O diálogo me vem à mente quando penso na peça, escrita em 1989, por ocasião das comemorações do bicentenário da Revolução Francesa. Coloco-me na posição de ter de voltar um olhar para o que criei, certo de que, por outro lado, também sou olhado pelo meu próprio texto. É uma obra que resultou de uma decisão de “brincar” com um conjunto de situações concebidas por Denis Diderot, o iluminista francês, no seu romance Jacques, o fatalista.

Um dos interesses do espetáculo está em extrair humor de coisas sérias, e, entre elas, o confronto posto diante do espectador entre dois indivíduos, um que trabalha para o outro. Enfrentamos, assim, uma das questões mais graves da modernidade ocidental, algo sobre o qual muito se escreveu e pouco se concluiu. Teorias políticas que revolveram a poeira do mundo se fixaram em grande parte no contraste que nos emparedou uns e outros diante de antagonismos viscerais, responsáveis, aliás, por reviravoltas que transformaram, dependendo do momento e do lugar, social e individualmente, pobres em ricos e vice-versa. Ninguém pode afirmar, em tal plano, que, do século 18 para os nossos dias, quase não mudamos.

No entanto, nas inúmeras discussões sobre o tema, faltou examiná-lo à luz do foco essencialmente humano. Vimos patrões como algozes, exploradores, aves de rapina dos empregados. E ao contrário, do outro lado, empregados entendidos como preguiçosos, exploradores do capital alheio, incapazes de entender as razões da economia, só correspondendo quando, literalmente, obrigados. Apenas não vimos o que somos acima dos fatores que nos elevam ou rebaixam como superiores e inferiores.

Não havia como fazê-lo, inseridos numa história fundamentada em hierarquias, por mais que a Revolução de 1789 tenha se esforçado por extingui-las.

Conhecemos de há muito as dificuldades que demonstramos em enxergar o outro, e nos aproximar do sofrimento dos nossos semelhantes, quando eles não nos tocam de muito, muito perto. Numa sociedade baseada em competição é necessárioo espírito em estado de alerta para escaparmos, sobrevivermos na selvageria e nos afirmarmos em relação ao ambiente que nos cerca. Sartre não usou por acaso a frase famosa “o inferno são os outros”. Sabemos o que pretendeu significar. Sempre foi assim, por isso os cristãos medievais pregaram a caridade: com a intenção de evitar a dureza no esmagamento dos menos favorecidos.

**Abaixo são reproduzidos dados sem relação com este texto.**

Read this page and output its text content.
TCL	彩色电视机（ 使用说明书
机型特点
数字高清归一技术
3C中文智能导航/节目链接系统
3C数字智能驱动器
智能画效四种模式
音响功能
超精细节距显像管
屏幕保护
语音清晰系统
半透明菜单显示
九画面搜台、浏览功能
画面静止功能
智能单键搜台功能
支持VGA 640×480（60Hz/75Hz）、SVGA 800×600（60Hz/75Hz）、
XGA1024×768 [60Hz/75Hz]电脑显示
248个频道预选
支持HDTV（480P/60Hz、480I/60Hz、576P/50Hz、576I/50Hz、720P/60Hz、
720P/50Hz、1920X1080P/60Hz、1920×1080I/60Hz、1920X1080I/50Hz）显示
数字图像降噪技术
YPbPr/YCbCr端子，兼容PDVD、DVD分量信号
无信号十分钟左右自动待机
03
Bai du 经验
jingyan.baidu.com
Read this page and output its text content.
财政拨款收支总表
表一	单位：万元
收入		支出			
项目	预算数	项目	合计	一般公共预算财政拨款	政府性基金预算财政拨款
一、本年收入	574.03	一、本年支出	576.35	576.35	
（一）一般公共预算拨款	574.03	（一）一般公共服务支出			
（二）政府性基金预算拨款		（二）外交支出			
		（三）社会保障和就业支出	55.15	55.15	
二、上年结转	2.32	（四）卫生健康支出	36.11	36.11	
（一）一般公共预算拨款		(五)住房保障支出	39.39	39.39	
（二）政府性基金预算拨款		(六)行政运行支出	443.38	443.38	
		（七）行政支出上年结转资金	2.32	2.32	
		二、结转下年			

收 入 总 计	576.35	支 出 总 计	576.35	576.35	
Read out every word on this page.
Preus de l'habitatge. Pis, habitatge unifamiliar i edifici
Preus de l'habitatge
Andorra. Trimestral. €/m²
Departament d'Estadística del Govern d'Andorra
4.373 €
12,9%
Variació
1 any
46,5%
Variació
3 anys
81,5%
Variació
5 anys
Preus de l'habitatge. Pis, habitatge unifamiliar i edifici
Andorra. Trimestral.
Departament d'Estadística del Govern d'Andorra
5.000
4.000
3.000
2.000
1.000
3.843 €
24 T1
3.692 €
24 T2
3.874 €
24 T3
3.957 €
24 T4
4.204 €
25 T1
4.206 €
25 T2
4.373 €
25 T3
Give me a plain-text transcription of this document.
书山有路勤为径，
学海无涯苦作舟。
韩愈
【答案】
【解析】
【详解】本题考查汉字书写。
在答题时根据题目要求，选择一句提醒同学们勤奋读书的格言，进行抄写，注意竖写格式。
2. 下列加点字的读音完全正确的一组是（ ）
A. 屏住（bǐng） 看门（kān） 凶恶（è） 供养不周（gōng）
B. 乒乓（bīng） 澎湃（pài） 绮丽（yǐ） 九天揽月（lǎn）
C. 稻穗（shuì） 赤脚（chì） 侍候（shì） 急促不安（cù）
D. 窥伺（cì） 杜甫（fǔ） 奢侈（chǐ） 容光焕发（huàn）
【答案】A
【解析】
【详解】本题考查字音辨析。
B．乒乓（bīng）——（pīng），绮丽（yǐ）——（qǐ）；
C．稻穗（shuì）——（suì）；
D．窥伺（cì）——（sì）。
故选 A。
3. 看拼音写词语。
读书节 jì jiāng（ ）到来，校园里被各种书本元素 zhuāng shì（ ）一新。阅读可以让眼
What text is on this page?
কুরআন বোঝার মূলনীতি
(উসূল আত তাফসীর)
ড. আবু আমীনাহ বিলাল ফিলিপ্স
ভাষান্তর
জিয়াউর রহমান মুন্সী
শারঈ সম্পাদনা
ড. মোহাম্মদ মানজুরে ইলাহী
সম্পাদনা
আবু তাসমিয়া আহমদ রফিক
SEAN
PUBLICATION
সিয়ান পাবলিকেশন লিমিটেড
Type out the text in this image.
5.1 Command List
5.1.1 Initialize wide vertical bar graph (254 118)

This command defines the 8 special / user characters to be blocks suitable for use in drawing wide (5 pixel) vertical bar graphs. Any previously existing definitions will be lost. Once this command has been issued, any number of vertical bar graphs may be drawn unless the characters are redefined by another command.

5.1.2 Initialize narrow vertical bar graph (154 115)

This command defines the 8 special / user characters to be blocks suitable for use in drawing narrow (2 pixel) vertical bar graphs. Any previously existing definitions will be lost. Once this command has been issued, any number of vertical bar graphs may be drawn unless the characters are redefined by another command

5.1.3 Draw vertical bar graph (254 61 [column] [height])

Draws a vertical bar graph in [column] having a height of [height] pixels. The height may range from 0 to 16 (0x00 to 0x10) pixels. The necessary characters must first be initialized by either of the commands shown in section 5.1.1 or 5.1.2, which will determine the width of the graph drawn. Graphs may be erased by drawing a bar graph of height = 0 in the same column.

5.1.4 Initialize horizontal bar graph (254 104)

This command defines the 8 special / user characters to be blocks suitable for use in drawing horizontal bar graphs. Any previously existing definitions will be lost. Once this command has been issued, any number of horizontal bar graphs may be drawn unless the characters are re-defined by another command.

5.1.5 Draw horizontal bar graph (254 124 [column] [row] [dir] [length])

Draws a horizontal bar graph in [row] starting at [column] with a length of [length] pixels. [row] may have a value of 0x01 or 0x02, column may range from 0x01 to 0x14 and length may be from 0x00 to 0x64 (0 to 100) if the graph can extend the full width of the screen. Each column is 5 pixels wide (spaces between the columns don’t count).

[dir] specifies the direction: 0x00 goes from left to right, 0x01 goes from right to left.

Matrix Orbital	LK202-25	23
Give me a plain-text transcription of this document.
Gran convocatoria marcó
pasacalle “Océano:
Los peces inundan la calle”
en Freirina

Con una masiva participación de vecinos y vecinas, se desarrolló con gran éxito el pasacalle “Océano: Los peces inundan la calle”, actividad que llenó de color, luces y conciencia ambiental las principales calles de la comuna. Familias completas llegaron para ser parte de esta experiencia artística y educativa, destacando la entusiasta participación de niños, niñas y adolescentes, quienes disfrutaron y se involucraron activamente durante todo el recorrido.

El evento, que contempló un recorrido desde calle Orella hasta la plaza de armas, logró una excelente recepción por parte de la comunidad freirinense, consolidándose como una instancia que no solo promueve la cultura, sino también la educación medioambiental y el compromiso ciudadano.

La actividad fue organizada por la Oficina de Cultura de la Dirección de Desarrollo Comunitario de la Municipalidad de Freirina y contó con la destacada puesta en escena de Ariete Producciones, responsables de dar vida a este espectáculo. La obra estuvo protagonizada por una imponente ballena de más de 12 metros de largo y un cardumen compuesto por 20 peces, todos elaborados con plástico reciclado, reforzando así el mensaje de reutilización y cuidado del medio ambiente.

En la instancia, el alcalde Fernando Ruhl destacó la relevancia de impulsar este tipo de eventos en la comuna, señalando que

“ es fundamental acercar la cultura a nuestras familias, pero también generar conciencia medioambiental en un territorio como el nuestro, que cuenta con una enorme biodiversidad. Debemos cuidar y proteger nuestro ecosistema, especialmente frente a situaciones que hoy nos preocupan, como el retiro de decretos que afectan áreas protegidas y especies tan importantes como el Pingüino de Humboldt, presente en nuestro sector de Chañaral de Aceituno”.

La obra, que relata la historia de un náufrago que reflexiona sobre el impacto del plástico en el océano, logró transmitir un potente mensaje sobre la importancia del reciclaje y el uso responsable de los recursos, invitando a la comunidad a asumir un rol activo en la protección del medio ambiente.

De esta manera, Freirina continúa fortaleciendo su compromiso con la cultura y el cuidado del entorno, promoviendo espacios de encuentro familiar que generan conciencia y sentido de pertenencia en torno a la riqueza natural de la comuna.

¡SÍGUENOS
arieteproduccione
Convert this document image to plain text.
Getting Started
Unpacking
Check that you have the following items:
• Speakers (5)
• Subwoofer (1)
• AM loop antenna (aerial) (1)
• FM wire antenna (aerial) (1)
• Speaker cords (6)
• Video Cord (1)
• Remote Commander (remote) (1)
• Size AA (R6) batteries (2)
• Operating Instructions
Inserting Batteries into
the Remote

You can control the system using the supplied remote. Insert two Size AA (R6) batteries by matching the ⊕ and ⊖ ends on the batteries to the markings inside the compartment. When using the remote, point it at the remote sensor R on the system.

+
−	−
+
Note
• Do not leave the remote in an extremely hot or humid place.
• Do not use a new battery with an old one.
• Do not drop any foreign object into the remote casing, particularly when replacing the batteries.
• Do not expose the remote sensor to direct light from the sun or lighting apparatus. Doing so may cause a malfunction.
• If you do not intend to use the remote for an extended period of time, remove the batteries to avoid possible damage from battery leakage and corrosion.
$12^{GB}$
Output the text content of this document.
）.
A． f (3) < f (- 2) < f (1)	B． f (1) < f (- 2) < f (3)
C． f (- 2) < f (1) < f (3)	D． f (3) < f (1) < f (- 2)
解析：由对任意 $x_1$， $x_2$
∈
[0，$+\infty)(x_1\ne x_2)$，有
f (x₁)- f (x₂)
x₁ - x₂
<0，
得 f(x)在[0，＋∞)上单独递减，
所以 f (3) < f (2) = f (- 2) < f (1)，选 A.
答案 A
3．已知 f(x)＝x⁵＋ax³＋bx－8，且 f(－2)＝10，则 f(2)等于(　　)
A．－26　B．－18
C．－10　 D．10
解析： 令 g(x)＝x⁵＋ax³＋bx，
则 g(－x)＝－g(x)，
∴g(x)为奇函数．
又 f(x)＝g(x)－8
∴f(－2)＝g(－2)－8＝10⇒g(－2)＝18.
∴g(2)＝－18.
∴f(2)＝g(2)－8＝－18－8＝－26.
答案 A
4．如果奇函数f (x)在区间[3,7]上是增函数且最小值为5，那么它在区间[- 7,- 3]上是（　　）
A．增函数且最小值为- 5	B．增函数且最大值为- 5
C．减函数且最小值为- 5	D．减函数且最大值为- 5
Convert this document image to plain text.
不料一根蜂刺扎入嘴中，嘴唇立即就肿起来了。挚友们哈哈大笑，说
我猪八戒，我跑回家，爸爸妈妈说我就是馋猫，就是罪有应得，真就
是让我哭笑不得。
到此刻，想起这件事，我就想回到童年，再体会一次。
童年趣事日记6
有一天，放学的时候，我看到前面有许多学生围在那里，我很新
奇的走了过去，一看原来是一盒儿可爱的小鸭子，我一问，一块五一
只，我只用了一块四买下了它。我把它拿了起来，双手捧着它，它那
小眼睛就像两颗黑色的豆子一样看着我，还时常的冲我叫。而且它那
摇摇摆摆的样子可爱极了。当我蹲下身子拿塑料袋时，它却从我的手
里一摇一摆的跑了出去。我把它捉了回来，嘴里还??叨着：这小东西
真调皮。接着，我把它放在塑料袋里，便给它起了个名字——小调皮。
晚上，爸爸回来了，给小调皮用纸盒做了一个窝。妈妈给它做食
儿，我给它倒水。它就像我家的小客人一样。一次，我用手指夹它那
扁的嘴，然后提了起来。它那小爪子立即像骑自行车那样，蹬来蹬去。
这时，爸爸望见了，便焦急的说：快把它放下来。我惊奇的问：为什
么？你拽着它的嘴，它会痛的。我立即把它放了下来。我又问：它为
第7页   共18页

Olhando para o autor e olhada por ele, aquela peça efetua uma reflexão que ultrapassa a dialética senhor/escravo para pensar que, dentro dos modelos da História, somos todos, de qualquer maneira, parecidos. O que nos move não é diverso daquilo que move os outros, acima ou abaixo das nossas posições. Não se trata de um mero lugar comum pelo qual o hábito faz o monge, que muda de roupa e, ao fazê-lo, modifica a sua personalidade. Uma experiência trágica se extrai das cenas de comicidade das quais também não escapamos, ora encarando os fatos de um modo, ora de outro.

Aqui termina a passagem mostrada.